Moving Toward Recovery Without the Shame

The gold standard for treating this is Exposure and Response Prevention (ERP). It sounds terrifying. Basically, you have to stop fighting the thought.

If you keep trying to push the thought i wanna have sex with my mom out of your head, it will just bounce back harder. ERP involves sitting with the discomfort without doing a "compulsion." A compulsion could be praying, asking for reassurance, checking your body, or avoiding your mom.

You learn to say, "Maybe I do, maybe I don't. It's just a thought." This robs the thought of its power. When you stop treating it like a five-alarm fire, the brain eventually gets bored and stops sending the signal.

Practical Steps to Take Today

  1. Stop Googling. Every time you search for "am I a monster" or read forums for reassurance, you are feeding the OCD. Reassurance is like a drug; the "hit" lasts ten minutes, then the doubt comes back stronger.
  2. Label the thought. When it happens, don't say "I'm thinking this." Say, "I am experiencing an intrusive thought about incest." This creates a bit of distance between you and the event happening in your neurons.
  3. Don't avoid. If you've been avoiding your mom, stop. Go sit in the same room. Let the anxiety spike. Let it be 10/10. Eventually, your nervous system will realize there is no actual predator in the room and the heart rate will drop on its own.
  4. Find a specialist. Look for a therapist specifically trained in ERP or ACT (Acceptance and Commitment Therapy). General talk therapy can actually make OCD worse because it encourages "analyzing" the thoughts, which is exactly what you need to stop doing. Organizations like the International OCD Foundation (IOCDF) have directories of specialists who deal with "taboo" themes every single day. They have heard it all. You won't shock them.

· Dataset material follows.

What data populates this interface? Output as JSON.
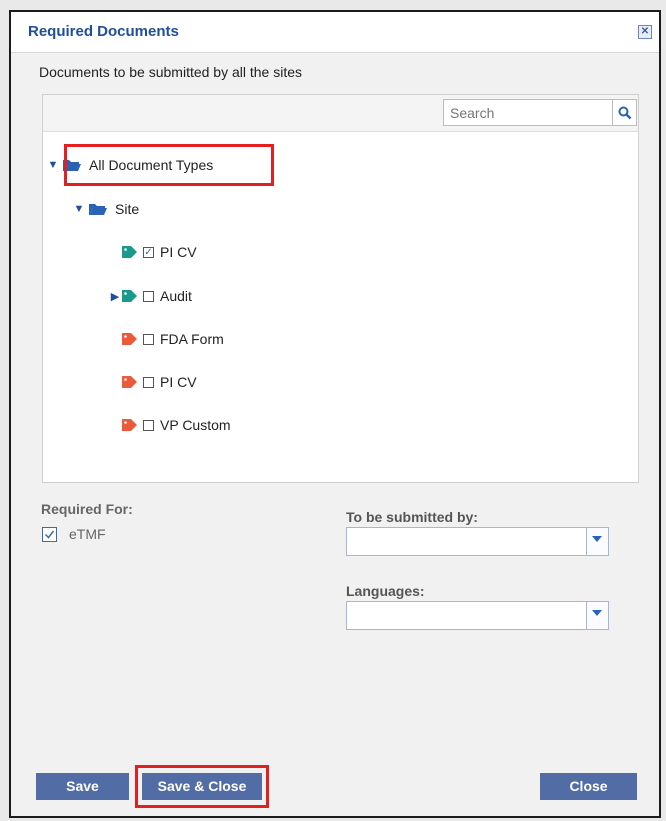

The goal isn't to never have the thought again. The goal is to reach a point where the thought can happen, and you just don't care. You might see the image or hear the phrase and think, "Oh, there’s that OCD glitch again," and then go back to scrolling on your phone or finishing your dinner. That is what recovery looks like. It's not the absence of thoughts; it's the absence of fear.